Quest’anno cade l’anniversario del più grande scontro sociale mai avvenuto in Svizzera: lo sciopero generale del novembre 1918. Cento anni fa la Grande Guerra sta finendo in un clima di forti tensioni e rivolte; l’anno prima era scoppiata la rivoluzione comunista in Russia e in tutta l’Europa milioni di persone sono allo stremo.
 La Confederazione non è coinvolta direttamente nel conflitto, ma le frontiere sono (quasi) chiuse, molti i soldati mobilitati e anche da noi le condizioni di vita sono peggiorate per la grande maggioranza dei lavoratori. Una forte inflazione, l’esclusione del popolo dalle decisioni politiche (il governo ha i «pieni poteri») e varie riforme sociali rimandate, mentre alcuni imprenditori sono riusciti a realizzare grandi profitti di guerra.
A partire dal 1917 scoppiano vari scioperi, e il movimento operaio organizzato cerca di reagire alla difficile situazione.
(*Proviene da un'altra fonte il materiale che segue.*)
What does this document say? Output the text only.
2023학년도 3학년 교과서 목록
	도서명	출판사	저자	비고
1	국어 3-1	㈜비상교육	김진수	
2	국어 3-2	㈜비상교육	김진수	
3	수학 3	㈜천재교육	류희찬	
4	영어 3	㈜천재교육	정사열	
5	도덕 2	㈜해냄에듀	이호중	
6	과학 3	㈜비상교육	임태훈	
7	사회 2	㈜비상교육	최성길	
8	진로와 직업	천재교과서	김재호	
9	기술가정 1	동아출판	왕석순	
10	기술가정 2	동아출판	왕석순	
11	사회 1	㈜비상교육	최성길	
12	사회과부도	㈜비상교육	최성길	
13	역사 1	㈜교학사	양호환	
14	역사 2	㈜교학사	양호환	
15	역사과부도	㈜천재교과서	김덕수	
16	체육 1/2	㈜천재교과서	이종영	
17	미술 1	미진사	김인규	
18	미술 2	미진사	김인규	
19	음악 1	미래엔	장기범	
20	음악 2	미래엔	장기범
Si forma il Comitato di Olten, composto da dirigenti del Partito Socialista e dell’Unione Sindacale Svizzera, che inizia a elaborare un programma di rivendicazioni economiche e anche politiche.
Nell’autunno del 1918 – siamo proprio agli ultimi giorni di guerra – la situazione precipita, il Consiglio Federale interrompe le trattative e il Comitato di Olten indice uno sciopero di protesta (il governo aveva fatto sfilare le truppe a Zurigo a fini dimostrativi) il 9 novembre in 19 città. Il 10 novembre a Zurigo vi sono scontri fra militari e dimostranti e il giorno seguente è proclamato lo sciopero generale. L’appello «Ai lavoratori della Svizzera» contiene 9 rivendicazioni: sindacali (settimana di 48 ore), sociali (AVS), politiche (rielezione del Consiglio nazionale col sistema proporzionale, suffragio femminile) e connesse con la situazione di guerra (dovere per tutti di lavorare, riforma dell’esercito, approvvigionamento alimentare, monopolio del commercio con l’estero, imposta sulla sostanza). L’astensione generale dal lavoro ha piuttosto successo nella Svizzera tedesca, meno in quella francese e nel Ticino; in totale gli scioperanti sono almeno 250mila. La partecipazione di molti ferrovieri, che portano il movimento nelle regioni rurali altrimenti poco toccate, suscita profonda impressione. Le rivendicazioni sono riformiste, non sono «rivoluzionarie», ma il governo e alcuni ambienti conservatori e patriottici considerano lo sciopero come l’inizio di una possibile rivoluzione.
Lo sciopero termina il 14 novembre, dopo l’ultimatum del governo che minaccia di fare intervenire le truppe. Purtroppo a Grenchen tre scioperanti sono uccisi con armi da fuoco.
 
Che bilancio trarre?
Per le forze di sinistra la brusca fine della manifestazione è sentita come un fallimento, ma alcuni elementi positivi emergono subito: una parziale diffusione della settimana lavorativa di 48 ore e il rinnovo del Parlamento con un nuovo sistema proporzionale (i Socialisti e anche il Partito Conservatore ne traggono subito un forte beneficio). Per il raggiungimento di altre riforme bisognerà lottare ancora a lungo, l’AVS è accettata solo nel 1947 e il voto alle donne nel 1971.
Probabilmente il forte choc del 1918 alla lunga favorisce poi l’idea che per risolvere i conflitti del lavoro sia più utile ricorrere alla concertazione e al dialogo che non allo scontro; il primo accordo di pace del lavoro è del 1937 nell’industria metallurgica (in un clima internazionale molto delicato). Il Partito Socialista Svizzero a sua volta si integra sempre di più nel sistema democratico-liberale e nel 1943 un suo primo rappresentante entra nel Consiglio Federale.
Due considerazioni finali. Il minoritario movimento sindacale cristiano-sociale svizzero nel 1918 appoggia gran parte delle rivendicazioni dei lavoratori, ma per finire non appoggia lo sciopero generale, preoccupato dal «clima rivoluzionario» e «internazionalista» del momento; ha paura della dimensione politica dello sciopero e condanna la «lotta di classe». In Ticino lo sciopero generale ha poco successo (in luglio vi era però stato a Lugano un breve sciopero generale guidato dalla Camera del Lavoro), mentre le Leghe Operaie Cattoliche se sostengono i lavoratori nelle loro richieste pure condannano la dimensione «politica» del conflitto. Il duro scontro sociale è però sentito in maniera molto forte, e contribuisce alla riflessione interna; si capisce la necessità di passare da un movimento leghista-mutualista alla nascita di veri sindacati cristiano-sociali. Qualche mese dopo, infatti, con un congresso di tutte le forze cristiano-sociali ticinesi a Bellinzona (18 maggio 1919) nasce l’OCST.